Countries like Mexico are a positive example of advancing this vision, as not only is the U.S.-Mexico border the largest semiconductor corridor in the world, accounting for 8.6% of electronics exports, but through key industry players like Intel, a more balanced and collaborative supply chain has been forged. The company’s focus on activities in strategic Latin American locations such as the Guadalajara Design Center (GDC) in Mexico and manufacturing operations in Costa Rica highlights the value that the region brings in terms of semiconductor research and development, validation, design and manufacturing. This goes beyond the simple production of electronic components.
Properly rebalancing the supply chain not only means boosting innovation and global resilience, but also transcends different aspects, empowering communities, fostering social development and boosting the economic activity of the countries that participate in it. At first glance, this may seem obvious, as semiconductors are an indispensable economic pillar and are essential for everyday digital tools, but this industry is a fundamental part of the economy and the development of markets. In 2022 alone, global semiconductor sales approached US$600 billion worldwide, and the sector is expected to expand by 2024. (Statista, 2023).
Undoubtedly, this is a path that requires collaboration, vision and long-term commitment, and its potential results are destined to change the course of technological and economic history for Mexico and other Latin American countries, as well as the world as a whole. Chips are at the heart of modern innovation and without a balanced and resilient supply chain, we could face complex situations, ranging from device shortages, rising prices and a decline in the quality of the electronic products that define our way of life today. If we can capitalize on this opportunity, it could move the region into a position of global competitiveness, boosting its economy and attracting foreign investment.
Therefore, it is a global responsibility to balance and develop the supply chain through precise actions, and Latin America has raised its hand to participate in this revolution that will positively impact the lives of all people.

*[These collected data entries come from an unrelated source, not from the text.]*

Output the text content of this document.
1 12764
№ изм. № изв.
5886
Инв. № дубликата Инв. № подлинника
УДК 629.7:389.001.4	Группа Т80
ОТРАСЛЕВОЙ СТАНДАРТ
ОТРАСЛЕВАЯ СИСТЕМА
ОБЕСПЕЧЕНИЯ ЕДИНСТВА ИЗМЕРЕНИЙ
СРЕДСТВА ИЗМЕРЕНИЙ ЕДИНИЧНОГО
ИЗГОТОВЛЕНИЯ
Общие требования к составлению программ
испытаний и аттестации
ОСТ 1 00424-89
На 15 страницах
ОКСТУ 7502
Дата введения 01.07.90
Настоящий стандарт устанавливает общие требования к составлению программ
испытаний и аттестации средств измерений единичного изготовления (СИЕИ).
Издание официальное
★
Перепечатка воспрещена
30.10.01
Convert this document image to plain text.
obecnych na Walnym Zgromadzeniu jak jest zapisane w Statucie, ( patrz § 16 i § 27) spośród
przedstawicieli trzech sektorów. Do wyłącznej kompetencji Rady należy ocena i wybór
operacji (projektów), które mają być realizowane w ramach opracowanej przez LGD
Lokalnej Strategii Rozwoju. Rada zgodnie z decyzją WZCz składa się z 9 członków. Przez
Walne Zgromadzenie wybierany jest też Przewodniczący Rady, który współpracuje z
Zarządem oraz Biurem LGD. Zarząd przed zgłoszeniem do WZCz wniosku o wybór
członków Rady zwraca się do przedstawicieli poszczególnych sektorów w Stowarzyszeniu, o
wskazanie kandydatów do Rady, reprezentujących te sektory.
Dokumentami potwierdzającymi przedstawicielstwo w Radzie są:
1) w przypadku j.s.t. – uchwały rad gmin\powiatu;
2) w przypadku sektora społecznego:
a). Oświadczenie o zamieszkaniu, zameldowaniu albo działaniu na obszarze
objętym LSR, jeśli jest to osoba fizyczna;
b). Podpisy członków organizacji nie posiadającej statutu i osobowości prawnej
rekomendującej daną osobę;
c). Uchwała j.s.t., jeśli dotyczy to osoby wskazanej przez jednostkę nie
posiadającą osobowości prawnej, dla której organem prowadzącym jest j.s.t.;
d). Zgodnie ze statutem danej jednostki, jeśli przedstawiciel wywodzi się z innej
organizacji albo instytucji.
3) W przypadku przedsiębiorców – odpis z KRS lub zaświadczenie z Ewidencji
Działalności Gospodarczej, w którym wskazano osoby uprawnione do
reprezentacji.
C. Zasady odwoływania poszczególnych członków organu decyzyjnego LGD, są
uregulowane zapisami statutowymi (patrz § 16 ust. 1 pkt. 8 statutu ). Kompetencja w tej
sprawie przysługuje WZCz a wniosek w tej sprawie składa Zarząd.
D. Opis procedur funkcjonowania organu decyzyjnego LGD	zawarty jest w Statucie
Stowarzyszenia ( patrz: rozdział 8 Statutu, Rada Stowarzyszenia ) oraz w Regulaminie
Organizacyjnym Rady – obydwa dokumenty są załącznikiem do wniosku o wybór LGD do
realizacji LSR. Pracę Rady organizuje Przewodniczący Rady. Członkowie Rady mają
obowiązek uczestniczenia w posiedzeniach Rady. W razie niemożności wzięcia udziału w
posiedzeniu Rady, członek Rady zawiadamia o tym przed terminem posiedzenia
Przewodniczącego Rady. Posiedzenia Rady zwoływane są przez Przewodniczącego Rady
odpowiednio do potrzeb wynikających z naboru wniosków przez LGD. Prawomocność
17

Therefore, governments, companies and academic institutions must have concrete actions that tie in with the goal of technological balance in all its aspects, and correctly navigate the wave of opportunities that will come with the fact that the estimated global demand for microprocessors will increase by 5% per year, at least until 2030 (Boston Consulting Group, 2022), to become an industry that will reach US$1 trillion by the end of the decade (McKinsey, 2022). This can be achieved through the promotion of STEM careers, investment in technological research and development, and the creation of an innovation ecosystem. While it is true that the future belongs to all of us, we must also build it together.
All of the collaborative work between organizations and bright minds must support a geographically balanced supply chain that ensures reliability, sustainability and technological leadership. Semiconductor design and manufacturing is one of the most complex engineering processes mankind undertakes, and we are on a mission to continuously improve our innovations to realize the future we all imagine and deserve. These are the possibilities that excite us and that are increasingly possible with the synergy and passion of the human capital that Mexico and the other countries in the region offer.
Santiago Cardona, Intel’s general manager for Hispanic America.